El Informe de la FAO llega a la conclusión de que en Grecia la dieta tradicional está en peligro de extinción, sustituida progresivamente, sobre todo en los niños y jóvenes, por las comidas rápidas. Probables razones para esta negativa convergencia de la dieta mediterránea con la dieta media de la Unión Europea son, para Joseph Schmidhuber, la mayor renta per cápita, la extensión invasora de los supermercados, el sistema de distribución de los alimentos y la irrupción de la mujer en el mercado laboral, lo que supone menos tiempo para cocinar y, como consecuencia, comer con más frecuencia fuera de casa.

Lo preocupante es que la tan alabada y publicitada dieta mediterránea, una dieta casi perfecta para frenar el deterioro ineludible del cuerpo humano y conseguir una longevidad saludable y merecedora de ser vivida, se encuentra en decadencia en el propio país que más contribuyó a su popularidad, y que (como afirma Joseph Schmidhuber) más que una realidad creciente se ha convertido en una “noción”: la gente tiene una idea más o menos aproximada sobre en qué consiste la dieta mediterránea, habla, quizá en exceso y superficialmente, de ella, pero, a la hora de la verdad, no la aplica a su estilo de vida. En definitiva, “mucho ruido y pocas nueces”.

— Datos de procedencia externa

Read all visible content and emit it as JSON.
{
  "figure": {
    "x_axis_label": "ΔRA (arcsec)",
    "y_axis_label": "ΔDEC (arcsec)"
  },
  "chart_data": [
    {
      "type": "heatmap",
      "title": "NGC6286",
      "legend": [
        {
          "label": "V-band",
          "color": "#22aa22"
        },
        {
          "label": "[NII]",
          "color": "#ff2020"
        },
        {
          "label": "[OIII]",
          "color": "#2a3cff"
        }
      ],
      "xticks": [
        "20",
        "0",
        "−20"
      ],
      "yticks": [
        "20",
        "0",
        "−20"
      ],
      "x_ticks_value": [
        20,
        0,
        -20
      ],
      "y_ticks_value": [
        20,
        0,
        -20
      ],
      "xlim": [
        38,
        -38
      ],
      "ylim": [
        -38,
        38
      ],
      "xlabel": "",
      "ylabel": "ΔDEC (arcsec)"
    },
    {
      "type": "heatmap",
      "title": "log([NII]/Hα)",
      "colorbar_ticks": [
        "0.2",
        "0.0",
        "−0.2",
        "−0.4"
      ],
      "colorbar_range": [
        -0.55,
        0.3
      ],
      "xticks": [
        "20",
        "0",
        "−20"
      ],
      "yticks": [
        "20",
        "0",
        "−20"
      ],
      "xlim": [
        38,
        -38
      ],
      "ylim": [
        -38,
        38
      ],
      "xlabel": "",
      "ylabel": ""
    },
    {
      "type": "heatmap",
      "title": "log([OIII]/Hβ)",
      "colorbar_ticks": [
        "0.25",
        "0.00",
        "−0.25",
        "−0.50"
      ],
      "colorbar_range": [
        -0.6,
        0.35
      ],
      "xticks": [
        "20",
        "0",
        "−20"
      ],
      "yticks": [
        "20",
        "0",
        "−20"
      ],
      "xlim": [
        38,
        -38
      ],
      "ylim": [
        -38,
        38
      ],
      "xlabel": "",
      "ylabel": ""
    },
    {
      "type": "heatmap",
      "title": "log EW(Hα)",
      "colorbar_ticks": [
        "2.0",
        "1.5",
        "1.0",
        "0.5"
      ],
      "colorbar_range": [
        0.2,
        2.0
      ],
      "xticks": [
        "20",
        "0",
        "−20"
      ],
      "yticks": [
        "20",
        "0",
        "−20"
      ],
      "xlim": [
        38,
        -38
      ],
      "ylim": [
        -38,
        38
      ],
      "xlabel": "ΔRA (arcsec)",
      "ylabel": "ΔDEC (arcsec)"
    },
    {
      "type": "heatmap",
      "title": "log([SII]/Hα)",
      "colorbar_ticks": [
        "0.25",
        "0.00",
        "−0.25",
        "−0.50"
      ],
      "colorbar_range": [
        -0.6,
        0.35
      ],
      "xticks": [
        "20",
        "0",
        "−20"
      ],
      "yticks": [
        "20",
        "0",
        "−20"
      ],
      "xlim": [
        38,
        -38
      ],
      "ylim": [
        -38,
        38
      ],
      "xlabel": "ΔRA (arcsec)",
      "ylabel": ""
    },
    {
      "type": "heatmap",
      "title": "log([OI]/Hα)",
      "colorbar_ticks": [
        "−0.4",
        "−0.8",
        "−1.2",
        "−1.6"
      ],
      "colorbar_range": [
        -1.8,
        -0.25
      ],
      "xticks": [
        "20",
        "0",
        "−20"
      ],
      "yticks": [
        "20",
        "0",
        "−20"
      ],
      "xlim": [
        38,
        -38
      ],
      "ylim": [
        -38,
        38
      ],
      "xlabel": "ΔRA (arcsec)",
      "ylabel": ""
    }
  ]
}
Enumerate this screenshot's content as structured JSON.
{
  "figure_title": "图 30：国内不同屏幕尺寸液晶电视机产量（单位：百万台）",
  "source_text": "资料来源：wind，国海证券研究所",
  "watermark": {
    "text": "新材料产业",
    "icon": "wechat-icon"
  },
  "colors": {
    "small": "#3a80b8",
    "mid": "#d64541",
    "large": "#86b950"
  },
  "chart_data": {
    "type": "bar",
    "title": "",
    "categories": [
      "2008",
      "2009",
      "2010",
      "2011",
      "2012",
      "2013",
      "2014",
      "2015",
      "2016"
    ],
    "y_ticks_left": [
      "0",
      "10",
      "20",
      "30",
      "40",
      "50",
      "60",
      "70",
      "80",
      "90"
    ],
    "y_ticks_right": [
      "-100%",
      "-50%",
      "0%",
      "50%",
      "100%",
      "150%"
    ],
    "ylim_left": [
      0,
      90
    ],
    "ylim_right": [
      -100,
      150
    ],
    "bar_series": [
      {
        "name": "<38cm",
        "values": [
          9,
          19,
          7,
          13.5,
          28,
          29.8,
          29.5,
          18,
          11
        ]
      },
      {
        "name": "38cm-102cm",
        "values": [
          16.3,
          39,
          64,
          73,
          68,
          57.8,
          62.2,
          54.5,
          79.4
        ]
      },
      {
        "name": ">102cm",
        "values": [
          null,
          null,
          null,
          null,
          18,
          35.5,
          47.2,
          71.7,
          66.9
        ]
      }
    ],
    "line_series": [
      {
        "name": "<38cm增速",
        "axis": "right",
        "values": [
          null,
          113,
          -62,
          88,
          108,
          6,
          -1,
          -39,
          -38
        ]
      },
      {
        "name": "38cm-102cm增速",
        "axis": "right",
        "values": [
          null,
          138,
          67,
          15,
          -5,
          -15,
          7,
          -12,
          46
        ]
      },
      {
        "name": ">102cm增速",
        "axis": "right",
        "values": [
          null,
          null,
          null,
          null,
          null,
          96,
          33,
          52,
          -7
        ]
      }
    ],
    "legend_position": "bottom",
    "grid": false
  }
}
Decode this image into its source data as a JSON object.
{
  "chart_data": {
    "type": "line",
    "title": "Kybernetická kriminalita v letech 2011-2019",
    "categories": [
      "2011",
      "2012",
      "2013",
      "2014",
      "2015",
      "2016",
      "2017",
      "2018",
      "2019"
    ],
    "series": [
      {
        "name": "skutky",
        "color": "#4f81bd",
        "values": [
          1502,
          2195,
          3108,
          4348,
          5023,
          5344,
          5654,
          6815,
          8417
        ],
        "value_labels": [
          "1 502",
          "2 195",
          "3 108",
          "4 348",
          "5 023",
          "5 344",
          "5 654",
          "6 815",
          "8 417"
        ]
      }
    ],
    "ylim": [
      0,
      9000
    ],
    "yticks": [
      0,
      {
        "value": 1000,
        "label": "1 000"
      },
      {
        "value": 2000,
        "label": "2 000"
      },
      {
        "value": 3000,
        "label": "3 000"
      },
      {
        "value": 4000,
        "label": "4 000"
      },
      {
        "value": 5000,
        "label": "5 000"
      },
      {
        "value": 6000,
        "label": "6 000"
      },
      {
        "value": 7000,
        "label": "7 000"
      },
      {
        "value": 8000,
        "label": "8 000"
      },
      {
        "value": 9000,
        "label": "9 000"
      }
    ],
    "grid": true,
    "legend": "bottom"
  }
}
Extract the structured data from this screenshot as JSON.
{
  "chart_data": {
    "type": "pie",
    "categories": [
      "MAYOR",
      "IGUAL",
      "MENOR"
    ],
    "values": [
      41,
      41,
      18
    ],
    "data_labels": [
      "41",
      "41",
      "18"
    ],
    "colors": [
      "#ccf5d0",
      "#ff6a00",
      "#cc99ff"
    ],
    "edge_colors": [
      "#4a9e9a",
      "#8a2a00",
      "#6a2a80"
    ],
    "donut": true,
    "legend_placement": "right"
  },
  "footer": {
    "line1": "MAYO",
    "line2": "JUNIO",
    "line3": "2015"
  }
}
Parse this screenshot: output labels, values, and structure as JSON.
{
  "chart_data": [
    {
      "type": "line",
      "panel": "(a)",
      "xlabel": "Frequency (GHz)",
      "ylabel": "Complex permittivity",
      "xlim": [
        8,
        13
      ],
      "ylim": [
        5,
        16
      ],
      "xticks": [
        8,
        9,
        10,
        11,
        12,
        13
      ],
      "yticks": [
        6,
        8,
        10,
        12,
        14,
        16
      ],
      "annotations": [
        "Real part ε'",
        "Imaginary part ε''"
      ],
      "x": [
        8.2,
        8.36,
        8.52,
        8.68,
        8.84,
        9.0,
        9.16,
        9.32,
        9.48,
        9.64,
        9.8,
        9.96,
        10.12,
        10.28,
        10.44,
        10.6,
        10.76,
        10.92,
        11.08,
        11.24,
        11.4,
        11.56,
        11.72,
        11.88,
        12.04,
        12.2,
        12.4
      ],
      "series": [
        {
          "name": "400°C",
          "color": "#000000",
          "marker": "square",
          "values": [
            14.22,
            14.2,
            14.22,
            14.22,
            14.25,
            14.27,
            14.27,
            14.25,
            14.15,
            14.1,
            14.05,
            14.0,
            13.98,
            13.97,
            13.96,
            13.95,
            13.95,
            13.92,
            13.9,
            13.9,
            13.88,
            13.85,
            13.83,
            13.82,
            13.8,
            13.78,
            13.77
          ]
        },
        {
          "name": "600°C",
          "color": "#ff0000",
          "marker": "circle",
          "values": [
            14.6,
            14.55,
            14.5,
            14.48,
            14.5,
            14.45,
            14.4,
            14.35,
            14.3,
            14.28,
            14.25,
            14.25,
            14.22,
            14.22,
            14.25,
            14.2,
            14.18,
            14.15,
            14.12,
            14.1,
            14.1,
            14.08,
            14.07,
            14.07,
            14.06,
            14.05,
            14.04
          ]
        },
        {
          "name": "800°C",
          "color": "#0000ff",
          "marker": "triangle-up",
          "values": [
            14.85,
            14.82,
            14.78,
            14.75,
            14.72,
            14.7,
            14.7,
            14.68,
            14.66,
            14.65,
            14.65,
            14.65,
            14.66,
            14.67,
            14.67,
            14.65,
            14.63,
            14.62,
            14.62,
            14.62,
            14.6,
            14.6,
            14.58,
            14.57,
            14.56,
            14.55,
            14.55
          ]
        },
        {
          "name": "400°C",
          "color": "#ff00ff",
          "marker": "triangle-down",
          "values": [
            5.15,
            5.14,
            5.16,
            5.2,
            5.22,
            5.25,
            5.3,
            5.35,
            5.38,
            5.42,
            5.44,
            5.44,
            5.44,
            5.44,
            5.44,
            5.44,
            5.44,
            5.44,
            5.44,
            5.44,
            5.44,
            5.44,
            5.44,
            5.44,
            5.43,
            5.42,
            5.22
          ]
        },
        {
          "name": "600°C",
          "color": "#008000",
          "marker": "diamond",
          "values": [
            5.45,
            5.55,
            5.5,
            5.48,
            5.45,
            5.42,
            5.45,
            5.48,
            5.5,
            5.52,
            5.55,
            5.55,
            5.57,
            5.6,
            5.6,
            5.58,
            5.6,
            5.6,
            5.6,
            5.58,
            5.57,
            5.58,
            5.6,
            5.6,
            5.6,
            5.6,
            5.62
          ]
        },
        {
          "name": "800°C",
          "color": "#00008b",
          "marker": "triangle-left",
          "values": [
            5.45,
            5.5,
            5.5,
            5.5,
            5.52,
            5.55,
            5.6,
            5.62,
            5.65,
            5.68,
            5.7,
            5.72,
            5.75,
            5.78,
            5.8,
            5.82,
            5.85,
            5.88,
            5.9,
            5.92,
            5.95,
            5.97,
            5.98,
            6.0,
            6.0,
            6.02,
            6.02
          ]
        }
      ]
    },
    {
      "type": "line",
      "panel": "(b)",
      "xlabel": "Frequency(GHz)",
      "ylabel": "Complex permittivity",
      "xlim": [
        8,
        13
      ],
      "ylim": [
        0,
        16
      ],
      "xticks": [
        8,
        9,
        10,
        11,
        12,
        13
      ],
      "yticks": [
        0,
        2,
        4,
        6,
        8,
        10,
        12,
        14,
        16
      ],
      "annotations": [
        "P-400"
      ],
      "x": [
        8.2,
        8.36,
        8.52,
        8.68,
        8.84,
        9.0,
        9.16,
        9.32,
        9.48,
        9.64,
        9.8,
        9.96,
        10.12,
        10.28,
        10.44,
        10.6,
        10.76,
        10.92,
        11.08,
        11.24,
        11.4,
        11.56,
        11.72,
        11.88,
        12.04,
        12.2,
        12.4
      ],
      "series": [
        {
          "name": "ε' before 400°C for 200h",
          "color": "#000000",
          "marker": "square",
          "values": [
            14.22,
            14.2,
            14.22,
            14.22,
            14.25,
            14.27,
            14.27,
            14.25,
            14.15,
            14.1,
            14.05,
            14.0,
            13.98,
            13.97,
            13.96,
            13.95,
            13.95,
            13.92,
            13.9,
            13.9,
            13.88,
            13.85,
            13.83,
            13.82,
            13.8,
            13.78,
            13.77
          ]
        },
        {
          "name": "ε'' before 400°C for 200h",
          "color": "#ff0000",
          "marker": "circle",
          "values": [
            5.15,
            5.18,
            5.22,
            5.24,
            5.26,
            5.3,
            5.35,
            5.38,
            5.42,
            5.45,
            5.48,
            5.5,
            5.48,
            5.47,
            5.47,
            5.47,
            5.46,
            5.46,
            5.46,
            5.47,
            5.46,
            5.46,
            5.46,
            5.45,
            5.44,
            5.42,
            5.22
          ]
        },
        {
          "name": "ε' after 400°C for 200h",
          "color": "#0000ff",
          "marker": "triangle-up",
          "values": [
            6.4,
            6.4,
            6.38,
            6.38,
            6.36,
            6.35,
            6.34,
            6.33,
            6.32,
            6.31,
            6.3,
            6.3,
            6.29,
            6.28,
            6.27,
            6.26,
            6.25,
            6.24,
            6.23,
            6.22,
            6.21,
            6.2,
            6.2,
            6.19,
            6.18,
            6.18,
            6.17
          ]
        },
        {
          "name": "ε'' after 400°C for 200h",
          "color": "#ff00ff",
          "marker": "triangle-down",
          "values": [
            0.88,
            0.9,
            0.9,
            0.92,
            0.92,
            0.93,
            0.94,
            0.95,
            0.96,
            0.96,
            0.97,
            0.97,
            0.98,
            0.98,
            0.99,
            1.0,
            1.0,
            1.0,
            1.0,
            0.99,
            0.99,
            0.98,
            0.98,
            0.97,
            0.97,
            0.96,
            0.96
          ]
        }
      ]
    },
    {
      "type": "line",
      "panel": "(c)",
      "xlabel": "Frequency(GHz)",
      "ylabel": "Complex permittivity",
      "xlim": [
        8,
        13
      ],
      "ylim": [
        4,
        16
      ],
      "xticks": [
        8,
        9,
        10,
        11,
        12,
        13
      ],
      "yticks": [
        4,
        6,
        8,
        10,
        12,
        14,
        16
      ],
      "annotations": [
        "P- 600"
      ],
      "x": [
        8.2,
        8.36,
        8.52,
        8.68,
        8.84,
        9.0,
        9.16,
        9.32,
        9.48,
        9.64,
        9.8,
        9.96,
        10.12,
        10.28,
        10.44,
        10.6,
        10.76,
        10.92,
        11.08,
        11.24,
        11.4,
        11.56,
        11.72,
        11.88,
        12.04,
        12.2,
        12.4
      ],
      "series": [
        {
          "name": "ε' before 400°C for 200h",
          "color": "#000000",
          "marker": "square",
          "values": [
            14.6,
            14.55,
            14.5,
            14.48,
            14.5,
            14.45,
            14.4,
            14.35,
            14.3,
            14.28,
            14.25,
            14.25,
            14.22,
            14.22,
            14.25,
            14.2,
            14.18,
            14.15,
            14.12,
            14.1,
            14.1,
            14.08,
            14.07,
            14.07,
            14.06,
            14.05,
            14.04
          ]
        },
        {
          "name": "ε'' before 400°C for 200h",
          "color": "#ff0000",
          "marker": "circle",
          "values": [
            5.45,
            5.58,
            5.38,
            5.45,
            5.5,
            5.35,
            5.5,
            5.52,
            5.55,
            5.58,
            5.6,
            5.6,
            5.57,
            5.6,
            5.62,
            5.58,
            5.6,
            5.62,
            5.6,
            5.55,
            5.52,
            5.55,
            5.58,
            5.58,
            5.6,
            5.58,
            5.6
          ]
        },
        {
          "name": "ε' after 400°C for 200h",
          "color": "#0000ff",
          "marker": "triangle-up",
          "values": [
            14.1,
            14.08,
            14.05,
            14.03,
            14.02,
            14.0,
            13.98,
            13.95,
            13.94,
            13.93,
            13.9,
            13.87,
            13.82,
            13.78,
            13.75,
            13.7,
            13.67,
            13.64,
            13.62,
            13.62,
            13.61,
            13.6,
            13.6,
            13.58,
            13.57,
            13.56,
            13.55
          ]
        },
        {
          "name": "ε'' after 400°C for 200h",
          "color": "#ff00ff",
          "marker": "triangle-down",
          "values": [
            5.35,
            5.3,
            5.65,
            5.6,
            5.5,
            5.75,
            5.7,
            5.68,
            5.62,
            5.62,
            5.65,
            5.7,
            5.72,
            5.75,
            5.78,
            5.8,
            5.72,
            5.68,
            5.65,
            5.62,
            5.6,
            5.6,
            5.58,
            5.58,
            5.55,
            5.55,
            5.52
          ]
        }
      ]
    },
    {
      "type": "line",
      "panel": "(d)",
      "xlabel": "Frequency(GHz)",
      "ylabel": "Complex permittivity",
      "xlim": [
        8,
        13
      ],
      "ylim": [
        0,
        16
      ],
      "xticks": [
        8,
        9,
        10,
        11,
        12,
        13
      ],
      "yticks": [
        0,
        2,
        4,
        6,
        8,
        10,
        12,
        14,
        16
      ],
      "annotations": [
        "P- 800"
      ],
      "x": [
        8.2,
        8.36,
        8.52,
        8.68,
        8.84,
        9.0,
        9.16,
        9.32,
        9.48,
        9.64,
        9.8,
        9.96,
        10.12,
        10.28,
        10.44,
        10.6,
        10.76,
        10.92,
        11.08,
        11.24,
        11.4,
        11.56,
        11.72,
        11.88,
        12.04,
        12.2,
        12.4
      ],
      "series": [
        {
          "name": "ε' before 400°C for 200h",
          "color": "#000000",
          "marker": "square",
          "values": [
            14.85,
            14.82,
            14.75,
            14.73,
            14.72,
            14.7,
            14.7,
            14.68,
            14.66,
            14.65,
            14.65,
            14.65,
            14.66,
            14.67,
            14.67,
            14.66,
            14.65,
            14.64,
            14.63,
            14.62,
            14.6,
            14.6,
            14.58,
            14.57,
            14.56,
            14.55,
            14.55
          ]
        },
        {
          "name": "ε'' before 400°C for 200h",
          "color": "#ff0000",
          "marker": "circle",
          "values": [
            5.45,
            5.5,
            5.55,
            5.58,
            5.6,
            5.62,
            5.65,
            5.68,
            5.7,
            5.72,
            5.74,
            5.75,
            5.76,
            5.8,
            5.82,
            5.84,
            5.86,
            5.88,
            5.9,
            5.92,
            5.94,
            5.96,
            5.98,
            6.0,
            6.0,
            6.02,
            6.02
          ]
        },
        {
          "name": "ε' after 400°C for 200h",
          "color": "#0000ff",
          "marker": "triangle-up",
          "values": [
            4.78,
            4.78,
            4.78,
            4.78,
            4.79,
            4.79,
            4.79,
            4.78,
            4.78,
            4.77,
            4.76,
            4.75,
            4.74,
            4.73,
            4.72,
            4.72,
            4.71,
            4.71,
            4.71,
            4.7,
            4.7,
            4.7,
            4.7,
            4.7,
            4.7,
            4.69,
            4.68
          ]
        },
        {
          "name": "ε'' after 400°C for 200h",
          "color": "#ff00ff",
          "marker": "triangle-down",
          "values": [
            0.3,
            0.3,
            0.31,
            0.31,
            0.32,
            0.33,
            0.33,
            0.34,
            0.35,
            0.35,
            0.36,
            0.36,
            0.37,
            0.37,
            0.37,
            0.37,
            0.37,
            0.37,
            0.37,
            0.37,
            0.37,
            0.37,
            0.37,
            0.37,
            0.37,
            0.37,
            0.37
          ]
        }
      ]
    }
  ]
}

Es muy probable que fuera más eficaz, para conseguir su recuperación por la población mediterránea, disminuir el acento y los recursos económicos destinados a los discursos culturales sobre la dieta mediterránea y apostar por el diseño y la implementación de estrategias, integradas con programas concretos de la salud pública destinados a promover la cultura de la salud, que es la cultura del cuerpo, en cuyo ámbito debe ocupar un papel fundamental el conocimiento y la aplicación de esta dieta tradicional en la historia de los pueblos mediterráneos.